2.5 Build Ternary Plot

#create an interactive ternary plot using plot_ly() function
#setting function for axis formatting
axis <- function(txt) {
  list(
    title = txt, tickformat = ".0%", tickfont = list(size = 10))
  }

ternaryAxes = list(
  aaxis = axis("Young (<20 y.o.) [A]"), 
  baxis = axis("Active (20-64 y.o.) [B]"), 
  caxis = axis("Elderly (>65 y.o.) [C]")
  )

#set up title
title_detail = list(size = 12, color = 'black')

#use plot_ly() function to build ternary plot
ternaryplot <- plot_ly(
  data_mutated2, 
  a = ~YOUNG,   b = ~ACTIVE,   c = ~OLD,
  color = ~AREA,   text = ~SZ,
  size = ~TOTAL*10,   marker = list(
    line = list(color = 'rgba(152, 0, 0, .8)',width=0.2, size=~TOTAL*10)),
  type = "scatterternary",
  mode = 'markers'
) %>%
  layout(
    ternary = ternaryAxes,
    annotations=list(text="Demographic Structure \n of young, active, old \n in Singapore, 2019",xref="paper",x=0.5,
                      yref="paper",y=1,yshift=-30,xshift=-150,showarrow=FALSE, 
                      font=list(size=12,color='rgb(217,83,79)'))
  )

3. Final Data Visualization

3.1 Population Pyramid

3.2 Ternary Plot

3.3 Useful Information from the Visualizations

1. Demographic Structure of Singapore Population in 2019 is mostly economic active.

  • Using population pyramid we see the age cohorts of 20-64 years old are significantly longer than the young (<20 y.o.) and old (above 65 y.o.) cohorts.
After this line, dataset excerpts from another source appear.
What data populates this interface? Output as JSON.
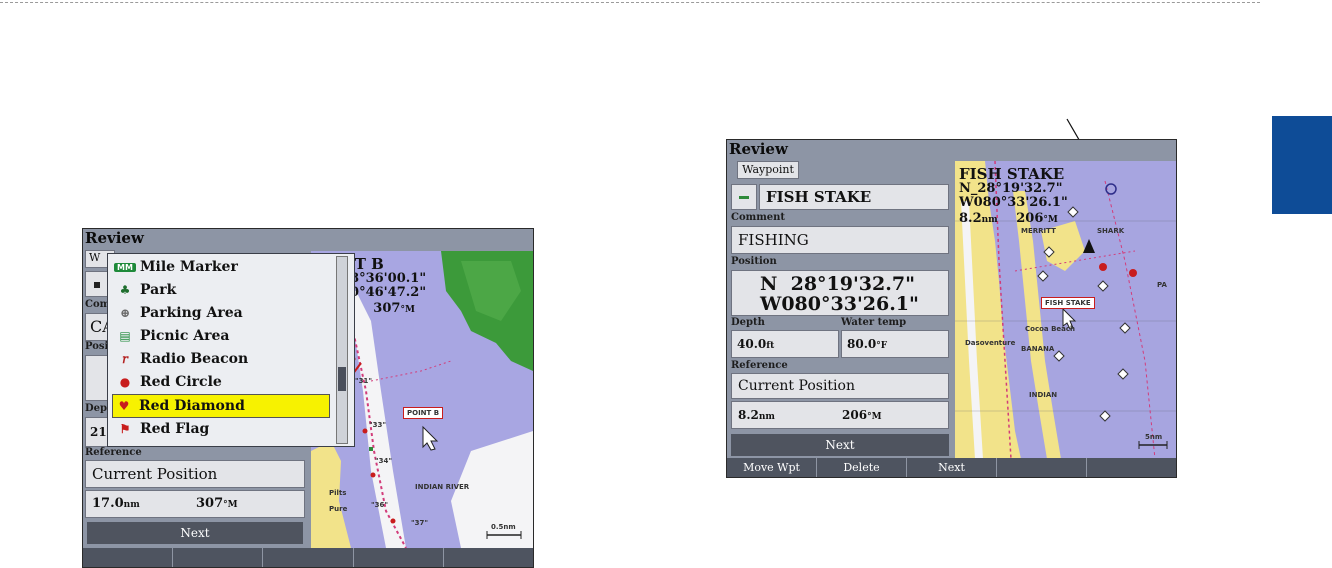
{
  "screen1": {
    "title": "Review",
    "tab_partial": "W",
    "comment_label_partial": "Com",
    "name_partial": "CA",
    "position_label_partial": "Posi",
    "depth_label_partial": "Dep",
    "depth_value_partial": "21.0",
    "reference_label": "Reference",
    "reference_value": "Current Position",
    "distance": "17.0",
    "distance_unit": "nm",
    "bearing": "307",
    "bearing_unit": "°M",
    "next_label": "Next",
    "softkeys": [
      "",
      "",
      "",
      "",
      ""
    ],
    "map": {
      "name_partial": "NT B",
      "lat_partial": "28°36'00.1\"",
      "lon_partial": "30°46'47.2\"",
      "dist_partial": "m",
      "bearing_partial": "307",
      "bearing_unit": "°M",
      "waypoint_tag": "POINT B",
      "river_label": "INDIAN RIVER",
      "depth_tags": [
        "\"31\"",
        "\"33\"",
        "\"34\"",
        "\"36\"",
        "\"37\""
      ],
      "scale_label": "0.5nm",
      "places": [
        "Pilts",
        "Pure"
      ]
    },
    "dropdown": {
      "items": [
        {
          "label": "Mile Marker",
          "icon": "mile-marker-icon",
          "glyph": "MM",
          "color": "#1e8a3a"
        },
        {
          "label": "Park",
          "icon": "park-icon",
          "glyph": "♣",
          "color": "#1e6e2e"
        },
        {
          "label": "Parking Area",
          "icon": "parking-icon",
          "glyph": "⊕",
          "color": "#6a6a6a"
        },
        {
          "label": "Picnic Area",
          "icon": "picnic-icon",
          "glyph": "▤",
          "color": "#1e8a3a"
        },
        {
          "label": "Radio Beacon",
          "icon": "radio-beacon-icon",
          "glyph": "𝑟",
          "color": "#b32020"
        },
        {
          "label": "Red Circle",
          "icon": "red-circle-icon",
          "glyph": "●",
          "color": "#c81d1d"
        },
        {
          "label": "Red Diamond",
          "icon": "red-diamond-icon",
          "glyph": "♥",
          "color": "#c81d1d"
        },
        {
          "label": "Red Flag",
          "icon": "red-flag-icon",
          "glyph": "⚑",
          "color": "#c81d1d"
        }
      ],
      "selected_index": 6
    }
  },
  "screen2": {
    "title": "Review",
    "tab": "Waypoint",
    "name": "FISH STAKE",
    "comment_label": "Comment",
    "comment": "FISHING",
    "position_label": "Position",
    "lat": "N  28°19'32.7\"",
    "lon": "W080°33'26.1\"",
    "depth_label": "Depth",
    "depth_value": "40.0",
    "depth_unit": "ft",
    "water_temp_label": "Water temp",
    "water_temp_value": "80.0",
    "water_temp_unit": "°F",
    "reference_label": "Reference",
    "reference_value": "Current Position",
    "distance": "8.2",
    "distance_unit": "nm",
    "bearing": "206",
    "bearing_unit": "°M",
    "next_label": "Next",
    "softkeys": [
      "Move Wpt",
      "Delete",
      "Next",
      "",
      ""
    ],
    "map": {
      "name": "FISH STAKE",
      "lat": "N_28°19'32.7\"",
      "lon": "W080°33'26.1\"",
      "dist": "8.2",
      "dist_unit": "nm",
      "bearing": "206",
      "bearing_unit": "°M",
      "waypoint_tag": "FISH STAKE",
      "places": [
        "SHARK",
        "MERRITT",
        "Cocoa Beach",
        "Dasoventure",
        "BANANA",
        "INDIAN",
        "PA"
      ],
      "scale_label": "5nm"
    }
  },
  "colors": {
    "tab_block": "#0e4c97",
    "land": "#f2e38a",
    "water": "#a8a6e2",
    "green_land": "#3c9a3a",
    "highlight": "#f7f200"
  }
}
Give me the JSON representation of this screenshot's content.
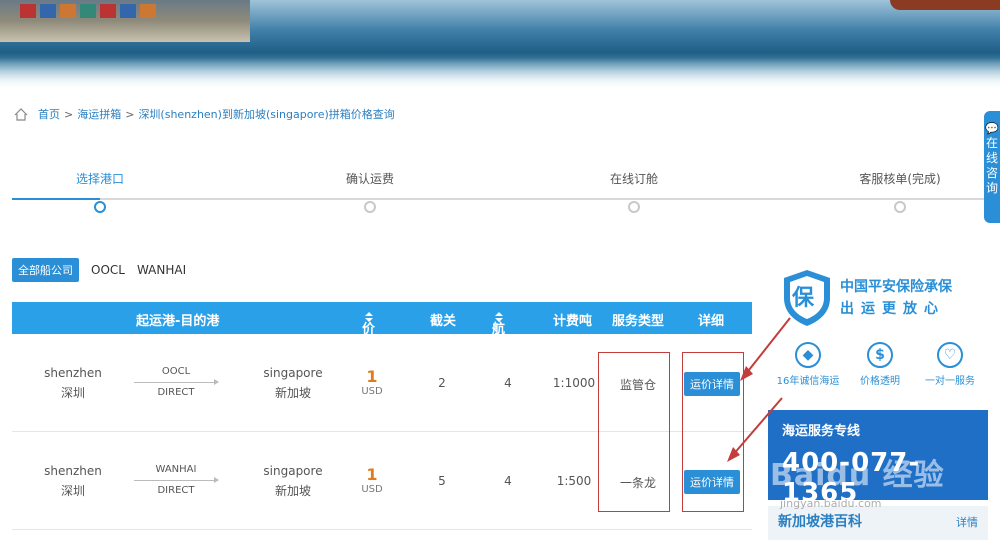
{
  "breadcrumb": {
    "home": "首页",
    "sep": ">",
    "level1": "海运拼箱",
    "current": "深圳(shenzhen)到新加坡(singapore)拼箱价格查询"
  },
  "steps": [
    {
      "label": "选择港口",
      "active": true
    },
    {
      "label": "确认运费",
      "active": false
    },
    {
      "label": "在线订舱",
      "active": false
    },
    {
      "label": "客服核单(完成)",
      "active": false
    }
  ],
  "carriers": {
    "all": "全部船公司",
    "items": [
      "OOCL",
      "WANHAI"
    ]
  },
  "table": {
    "headers": {
      "route": "起运港-目的港",
      "price": "价格",
      "cutoff": "截关",
      "voyage": "航程",
      "ratio": "计费吨",
      "service": "服务类型",
      "detail": "详细"
    },
    "rows": [
      {
        "origin_en": "shenzhen",
        "origin_cn": "深圳",
        "carrier": "OOCL",
        "mode": "DIRECT",
        "dest_en": "singapore",
        "dest_cn": "新加坡",
        "price": "1",
        "currency": "USD",
        "cutoff": "2",
        "voyage": "4",
        "ratio": "1:1000",
        "service": "监管仓",
        "btn": "运价详情"
      },
      {
        "origin_en": "shenzhen",
        "origin_cn": "深圳",
        "carrier": "WANHAI",
        "mode": "DIRECT",
        "dest_en": "singapore",
        "dest_cn": "新加坡",
        "price": "1",
        "currency": "USD",
        "cutoff": "5",
        "voyage": "4",
        "ratio": "1:500",
        "service": "一条龙",
        "btn": "运价详情"
      }
    ]
  },
  "side_tab": {
    "label": "在线咨询"
  },
  "insurance": {
    "badge": "保",
    "line1": "中国平安保险承保",
    "line2": "出运更放心",
    "features": [
      {
        "icon": "diamond-icon",
        "label": "16年诚信海运"
      },
      {
        "icon": "dollar-icon",
        "label": "价格透明"
      },
      {
        "icon": "heart-icon",
        "label": "一对一服务"
      }
    ]
  },
  "hotline": {
    "title": "海运服务专线",
    "number": "400-077-1365"
  },
  "wiki": {
    "title": "新加坡港百科",
    "more": "详情"
  },
  "watermark": {
    "text": "Baidu 经验",
    "url": "jingyan.baidu.com"
  },
  "colors": {
    "accent": "#2a8fd6",
    "header": "#2aa0e8",
    "price": "#e07b1e",
    "annotation": "#c43d3d"
  }
}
  • Using ternary plot, we see that most of the resident population across planning areas are economically active (over 60% for most areas), while young and old are about 20% each.

2. Spread of demographic structure

  • Using population pyramid, we see rising population from 0 to 24 as the age increases, quite consistent from age cohorts between the age of 25-64 and declining population after 64 y.o. onwards.

  • using population pyramid, we can see that there are more females than males especially the age cohorts above 75 years old.

  • Using ternary plot, population distribution is most spread out for Central Region and East, and tighter for the other areas.

3. Demographic structure outliers

  • Using ternary plot, Loyang West has 95% of its population being 64 and above, Changi West has the most young people at 35% of its population and Singapore Polytechnic has the most economically active people at 90% of its population.